A couple nights ago, my son-in-law and I were downstairs along with my granddaughter, his daughter.
He had set the oven to heat and then sat on the couch. As my granddaughter is prone to do, she took her father by the finger and urged him onto the floor with her.
Soon, he was cross-legged with her in his lap.
I heard the oven beep that the temperature was ready so I told him, prompting him to say that his daughter didn’t sit with him as she was that often so he wasn’t in a hurry to move.
I smiled and said he shouldn’t move because before long she would hate him—thinking about the inevitable teen years of rebellion and parent/child tensions.
He said he wasn’t looking forward to that, shaking his head. I added that she’ll grow out of that also.
As I watched my son-in-law and granddaughter there in the floor, I heard the universe whisper as it always does if we are willing to listen:
This is why we are here. This is why we are here. This is why we are here …

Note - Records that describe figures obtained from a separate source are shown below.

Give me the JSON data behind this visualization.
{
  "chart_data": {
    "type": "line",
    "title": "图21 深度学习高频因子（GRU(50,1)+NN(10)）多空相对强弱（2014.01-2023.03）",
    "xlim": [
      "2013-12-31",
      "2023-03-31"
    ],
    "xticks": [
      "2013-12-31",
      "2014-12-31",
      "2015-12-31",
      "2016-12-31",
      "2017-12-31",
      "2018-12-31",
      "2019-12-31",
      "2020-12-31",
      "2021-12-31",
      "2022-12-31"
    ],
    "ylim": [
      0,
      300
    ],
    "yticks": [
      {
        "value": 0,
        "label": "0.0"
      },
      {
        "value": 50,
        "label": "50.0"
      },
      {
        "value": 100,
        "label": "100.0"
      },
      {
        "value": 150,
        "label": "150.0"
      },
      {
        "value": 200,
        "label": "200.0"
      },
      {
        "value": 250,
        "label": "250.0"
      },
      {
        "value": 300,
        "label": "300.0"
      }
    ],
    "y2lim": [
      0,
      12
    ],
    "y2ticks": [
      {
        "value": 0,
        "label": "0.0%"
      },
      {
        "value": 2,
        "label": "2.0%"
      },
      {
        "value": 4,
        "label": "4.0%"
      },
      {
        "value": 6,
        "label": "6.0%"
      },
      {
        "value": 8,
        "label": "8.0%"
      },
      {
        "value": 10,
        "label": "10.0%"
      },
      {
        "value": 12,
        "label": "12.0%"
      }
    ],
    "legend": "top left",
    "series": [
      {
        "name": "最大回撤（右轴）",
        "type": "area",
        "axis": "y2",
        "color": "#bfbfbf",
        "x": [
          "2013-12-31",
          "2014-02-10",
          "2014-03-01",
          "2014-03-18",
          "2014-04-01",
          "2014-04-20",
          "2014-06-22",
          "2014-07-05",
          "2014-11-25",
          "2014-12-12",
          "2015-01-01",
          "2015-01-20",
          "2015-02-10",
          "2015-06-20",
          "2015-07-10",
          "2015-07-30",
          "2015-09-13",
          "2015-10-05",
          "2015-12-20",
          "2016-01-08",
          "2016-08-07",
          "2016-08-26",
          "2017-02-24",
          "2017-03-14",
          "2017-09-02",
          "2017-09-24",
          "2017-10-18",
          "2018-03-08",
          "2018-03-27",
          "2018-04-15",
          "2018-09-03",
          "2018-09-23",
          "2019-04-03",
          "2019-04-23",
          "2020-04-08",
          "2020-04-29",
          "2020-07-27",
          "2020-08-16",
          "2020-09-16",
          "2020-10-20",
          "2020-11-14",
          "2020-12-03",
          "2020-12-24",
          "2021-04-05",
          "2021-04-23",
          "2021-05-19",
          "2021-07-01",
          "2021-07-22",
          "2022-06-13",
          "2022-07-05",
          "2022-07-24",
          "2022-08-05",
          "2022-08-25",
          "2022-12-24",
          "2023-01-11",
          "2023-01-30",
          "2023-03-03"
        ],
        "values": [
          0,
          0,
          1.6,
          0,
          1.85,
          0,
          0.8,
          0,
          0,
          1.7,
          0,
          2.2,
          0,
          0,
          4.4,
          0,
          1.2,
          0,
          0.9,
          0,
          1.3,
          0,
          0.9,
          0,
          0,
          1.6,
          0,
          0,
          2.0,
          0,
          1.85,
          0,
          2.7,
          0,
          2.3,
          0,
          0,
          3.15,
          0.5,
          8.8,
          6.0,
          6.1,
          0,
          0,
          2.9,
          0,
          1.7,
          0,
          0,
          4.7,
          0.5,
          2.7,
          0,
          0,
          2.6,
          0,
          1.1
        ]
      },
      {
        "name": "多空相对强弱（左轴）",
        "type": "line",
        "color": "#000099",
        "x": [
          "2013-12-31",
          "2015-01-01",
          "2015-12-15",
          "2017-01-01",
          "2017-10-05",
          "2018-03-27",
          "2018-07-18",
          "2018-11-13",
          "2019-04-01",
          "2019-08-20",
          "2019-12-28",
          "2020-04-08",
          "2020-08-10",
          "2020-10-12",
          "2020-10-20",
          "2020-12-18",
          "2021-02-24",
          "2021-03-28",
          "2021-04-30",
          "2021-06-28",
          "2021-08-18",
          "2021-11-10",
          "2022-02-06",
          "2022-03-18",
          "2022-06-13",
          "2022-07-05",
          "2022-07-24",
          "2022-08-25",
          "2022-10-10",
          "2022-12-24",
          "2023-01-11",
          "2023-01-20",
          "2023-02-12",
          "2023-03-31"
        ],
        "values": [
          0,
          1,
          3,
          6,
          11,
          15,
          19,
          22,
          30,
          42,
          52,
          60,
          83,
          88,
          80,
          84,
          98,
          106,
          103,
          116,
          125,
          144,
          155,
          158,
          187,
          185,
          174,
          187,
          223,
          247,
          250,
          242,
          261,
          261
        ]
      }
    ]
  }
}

To “be brave/ And to be kind.”
•
Today is my second day alone caring for both of my grandchildren; the first day a week ago included my granddaughter’s first major vomiting experience, and my grandson, only a couple months old, obliged with also spitting up on me later in the day—a two-fer.
Yesterday was the last class session for my three courses (two first-year writing and one foundations in education) before Thanksgiving break.

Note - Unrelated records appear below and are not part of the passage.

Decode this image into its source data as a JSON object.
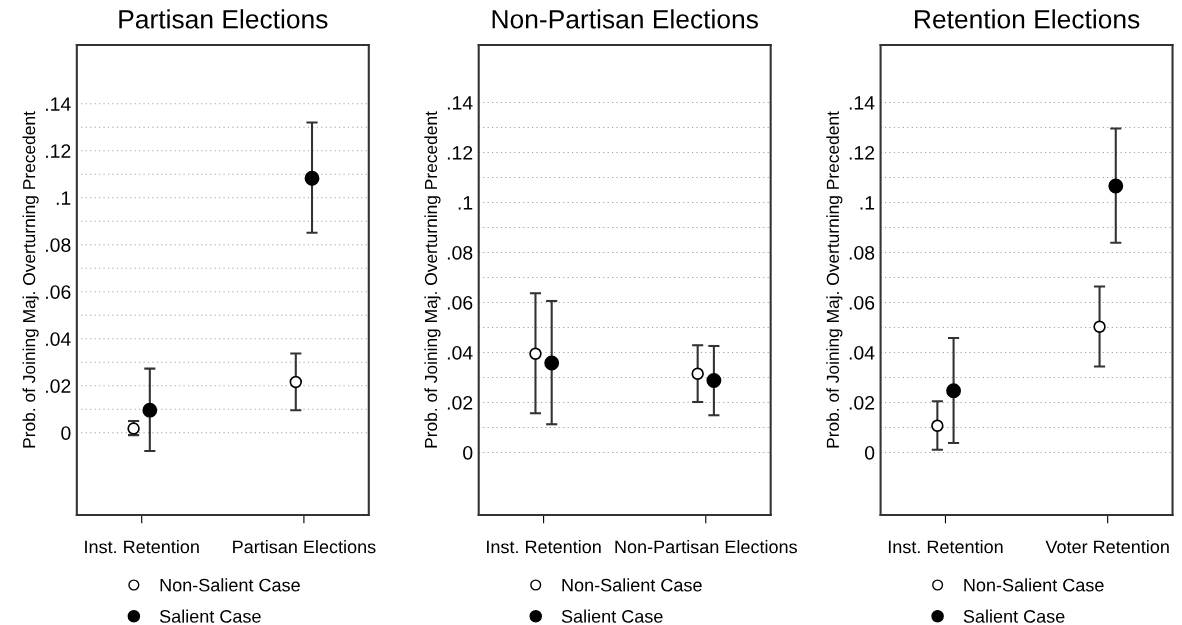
{
  "chart_data": [
    {
      "type": "scatter",
      "title": "Partisan Elections",
      "ylabel": "Prob. of Joining Maj. Overturning Precedent",
      "categories": [
        "Inst. Retention",
        "Partisan Elections"
      ],
      "ylim": [
        -0.035,
        0.165
      ],
      "yticks": [
        0,
        {
          "value": 0.01,
          "label": null
        },
        {
          "value": 0.02,
          "label": ".02"
        },
        {
          "value": 0.03,
          "label": null
        },
        {
          "value": 0.04,
          "label": ".04"
        },
        {
          "value": 0.05,
          "label": null
        },
        {
          "value": 0.06,
          "label": ".06"
        },
        {
          "value": 0.07,
          "label": null
        },
        {
          "value": 0.08,
          "label": ".08"
        },
        {
          "value": 0.09,
          "label": null
        },
        {
          "value": 0.1,
          "label": ".1"
        },
        {
          "value": 0.11,
          "label": null
        },
        {
          "value": 0.12,
          "label": ".12"
        },
        {
          "value": 0.13,
          "label": null
        },
        {
          "value": 0.14,
          "label": ".14"
        }
      ],
      "grid": "y",
      "legend": "bottom",
      "marker": "circle",
      "series": [
        {
          "name": "Non-Salient Case",
          "color": "#ffffff",
          "values": [
            0.0018,
            0.0216
          ],
          "errors": [
            [
              -0.001,
              0.005
            ],
            [
              0.0096,
              0.0337
            ]
          ]
        },
        {
          "name": "Salient Case",
          "color": "#000000",
          "values": [
            0.0096,
            0.1083
          ],
          "errors": [
            [
              -0.0078,
              0.0273
            ],
            [
              0.0851,
              0.132
            ]
          ]
        }
      ]
    },
    {
      "type": "scatter",
      "title": "Non-Partisan Elections",
      "ylabel": "Prob. of Joining Maj. Overturning Precedent",
      "categories": [
        "Inst. Retention",
        "Non-Partisan Elections"
      ],
      "ylim": [
        -0.025,
        0.163
      ],
      "yticks": [
        0,
        {
          "value": 0.01,
          "label": null
        },
        {
          "value": 0.02,
          "label": ".02"
        },
        {
          "value": 0.03,
          "label": null
        },
        {
          "value": 0.04,
          "label": ".04"
        },
        {
          "value": 0.05,
          "label": null
        },
        {
          "value": 0.06,
          "label": ".06"
        },
        {
          "value": 0.07,
          "label": null
        },
        {
          "value": 0.08,
          "label": ".08"
        },
        {
          "value": 0.09,
          "label": null
        },
        {
          "value": 0.1,
          "label": ".1"
        },
        {
          "value": 0.11,
          "label": null
        },
        {
          "value": 0.12,
          "label": ".12"
        },
        {
          "value": 0.13,
          "label": null
        },
        {
          "value": 0.14,
          "label": ".14"
        }
      ],
      "grid": "y",
      "legend": "bottom",
      "marker": "circle",
      "series": [
        {
          "name": "Non-Salient Case",
          "color": "#ffffff",
          "values": [
            0.0395,
            0.0315
          ],
          "errors": [
            [
              0.0157,
              0.0637
            ],
            [
              0.0202,
              0.0429
            ]
          ]
        },
        {
          "name": "Salient Case",
          "color": "#000000",
          "values": [
            0.0358,
            0.0288
          ],
          "errors": [
            [
              0.0113,
              0.0606
            ],
            [
              0.0149,
              0.0426
            ]
          ]
        }
      ]
    },
    {
      "type": "scatter",
      "title": "Retention Elections",
      "ylabel": "Prob. of Joining Maj. Overturning Precedent",
      "categories": [
        "Inst. Retention",
        "Voter Retention"
      ],
      "ylim": [
        -0.025,
        0.163
      ],
      "yticks": [
        0,
        {
          "value": 0.01,
          "label": null
        },
        {
          "value": 0.02,
          "label": ".02"
        },
        {
          "value": 0.03,
          "label": null
        },
        {
          "value": 0.04,
          "label": ".04"
        },
        {
          "value": 0.05,
          "label": null
        },
        {
          "value": 0.06,
          "label": ".06"
        },
        {
          "value": 0.07,
          "label": null
        },
        {
          "value": 0.08,
          "label": ".08"
        },
        {
          "value": 0.09,
          "label": null
        },
        {
          "value": 0.1,
          "label": ".1"
        },
        {
          "value": 0.11,
          "label": null
        },
        {
          "value": 0.12,
          "label": ".12"
        },
        {
          "value": 0.13,
          "label": null
        },
        {
          "value": 0.14,
          "label": ".14"
        }
      ],
      "grid": "y",
      "legend": "bottom",
      "marker": "circle",
      "series": [
        {
          "name": "Non-Salient Case",
          "color": "#ffffff",
          "values": [
            0.0107,
            0.0503
          ],
          "errors": [
            [
              0.0011,
              0.0205
            ],
            [
              0.0344,
              0.0664
            ]
          ]
        },
        {
          "name": "Salient Case",
          "color": "#000000",
          "values": [
            0.0247,
            0.1066
          ],
          "errors": [
            [
              0.0038,
              0.0458
            ],
            [
              0.0839,
              0.1296
            ]
          ]
        }
      ]
    }
  ]
}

My classes are intellectually challenging—the writing course focusing on James Baldwin and #BlackLivesMatter and my education course never straying far from the impact of poverty and race on teaching and learning.
In the wakes of the presidential election in 2016 and then attending the National Council of Teachers of English’s annual conference in Atlanta, GA (#NCTE2016), I think my class sessions and my own view of everything have been even more intensified than usual.

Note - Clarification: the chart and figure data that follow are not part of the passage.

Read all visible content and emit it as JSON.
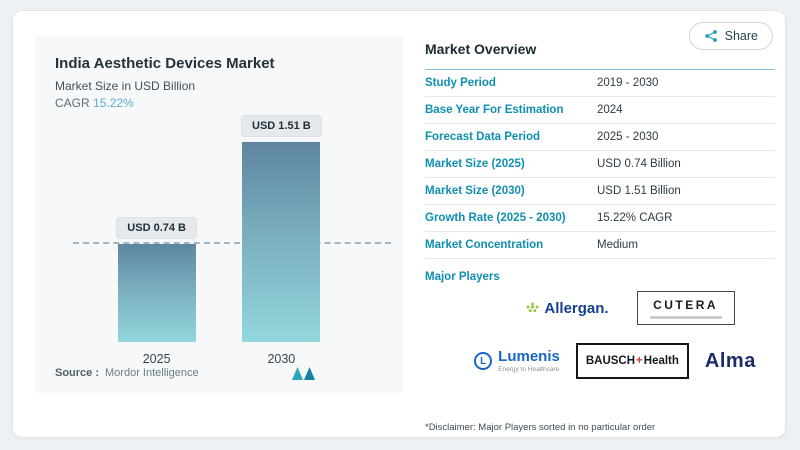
{
  "colors": {
    "accent": "#0f8fb0",
    "bar_gradient_top": "#5e85a0",
    "bar_gradient_bottom": "#93d6dd",
    "dashed_line": "#a3b5be"
  },
  "share": {
    "label": "Share"
  },
  "chart": {
    "title": "India Aesthetic Devices Market",
    "subtitle": "Market Size in USD Billion",
    "cagr_label": "CAGR",
    "cagr_value": "15.22%",
    "source_label": "Source :",
    "source_value": "Mordor Intelligence"
  },
  "chart_data": {
    "type": "bar",
    "categories": [
      "2025",
      "2030"
    ],
    "values": [
      0.74,
      1.51
    ],
    "bar_labels": [
      "USD 0.74 B",
      "USD 1.51 B"
    ],
    "title": "India Aesthetic Devices Market",
    "xlabel": "",
    "ylabel": "Market Size in USD Billion",
    "ylim": [
      0,
      1.6
    ],
    "grid": false,
    "legend": "none",
    "reference_line": 0.74
  },
  "overview": {
    "title": "Market Overview",
    "rows": [
      {
        "label": "Study Period",
        "value": "2019 - 2030"
      },
      {
        "label": "Base Year For Estimation",
        "value": "2024"
      },
      {
        "label": "Forecast Data Period",
        "value": "2025 - 2030"
      },
      {
        "label": "Market Size (2025)",
        "value": "USD 0.74 Billion"
      },
      {
        "label": "Market Size (2030)",
        "value": "USD 1.51 Billion"
      },
      {
        "label": "Growth Rate (2025 - 2030)",
        "value": "15.22% CAGR"
      },
      {
        "label": "Market Concentration",
        "value": "Medium"
      }
    ],
    "major_players_label": "Major Players",
    "players": {
      "allergan": "Allergan.",
      "cutera": "CUTERA",
      "lumenis": "Lumenis",
      "lumenis_tagline": "Energy to Healthcare",
      "bausch_word": "BAUSCH",
      "bausch_plus": "+",
      "bausch_word2": "Health",
      "alma": "Alma"
    },
    "disclaimer": "*Disclaimer: Major Players sorted in no particular order"
  }
}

As I looked into the eyes and faces of my students, I also heard the universe whisper:
This is why we are here. This is why we are here. This is why we are here …
To “be brave/ And to be kind.”
•
Just before my trip to #NCTE2016, a student who had driven from Greenville, SC, to Atlanta, GA, the weekend after the election to protest asked my experience with protesting myself.
Another student had asked for my perspective on the protests more broadly the classes before as well.
My answer to both included my support for the protests, but that my own approach to advocacy and activism was grounded in my professional self; I view teaching and being a writer as activism, as advocacy.
In fact, I cannot fathom how to separate my private and professional selves just as I cannot fathom how to teach or to write without being political.
“I am a writer,” I explained. “It’s the only way I know how to respond to this world.”
Speaking to the student who needed someone to understand her urge to protest, I also heard the universe whisper:
This is why we are here. This is why we are here. This is why we are here …
To “be brave/ And to be kind.”
•
And then at #NCTE2016, where Ta-Nehisi Coates was a featured speaker, Coates answered in a similar way about his writing and his concept of protests and advocacy.
Also at the conference, I told a friend as we walked through the exhibition hall that being a writer and sitting with a line of people eager to meet you, to have you sign your book—that must be the ultimate way to feel like a writer.
The immediate feedback of teaching—a necessarily social act—is a beautiful thing against the isolation and distance of being a writer.
But writers need that feedback as well, need to know there is an audience.
As I sat listening to Coates being interviewed, as I walked through the convention center at #NCTE2016, I also heard the universe whisper:
This is why we are here. This is why we are here. This is why we are here …
To “be brave/ And to be kind.”
•
I’ve never been one for holidays, the stress and break in the rhythms of life are hard on those of us who suffer from anxiety. Fall and winter holidays are even more stressful for me with the dwindling daylight and the creeping cold temperatures.
But there is certainly something about Thanksgiving—taking the space and time to give thanks—that can rise above the problems with the literal source of the holiday and the inherent problems with holiday celebrations.
Do we as teachers and writers especially need that space and time to acknowledge and appreciate all for which we should be thankful?
I think so—now more than ever.
As a teacher, I am thankful for and I love my students.
As a writer, I am thankful for and I am humbled by my readers.
With my granddaughter playing nearby and watching Doc McStuffins, with my grandson sleeping on my bed, I squeeze in time to write, and I pause to listen to the universe whisper:
This is why we are here. This is why we are here. This is why we are here …
Thank you for this reminder–to be brave/and to be kind
This is the best read I have had in awhile. Thanks for the bravery in using words to create meaning and the kindness that softens those words and our day. You were also a very brave and kind teacher in the days of rural small town Bible belt high school English. You taught all of your students then to be thoughtful and make meaning from our words. I am 43 years old and still grateful.
I love you and your enduring kindness. This was a lovely gift.
Lovely. Thank you for sharing your insights with us.
Unlike my anxious friends, I treasure holidays and the occasional snow day or sick day. Without the break in rhythm and routine, I’d forget entirely why we’re here.
Thanks for continuing to show me new ways to think and to be.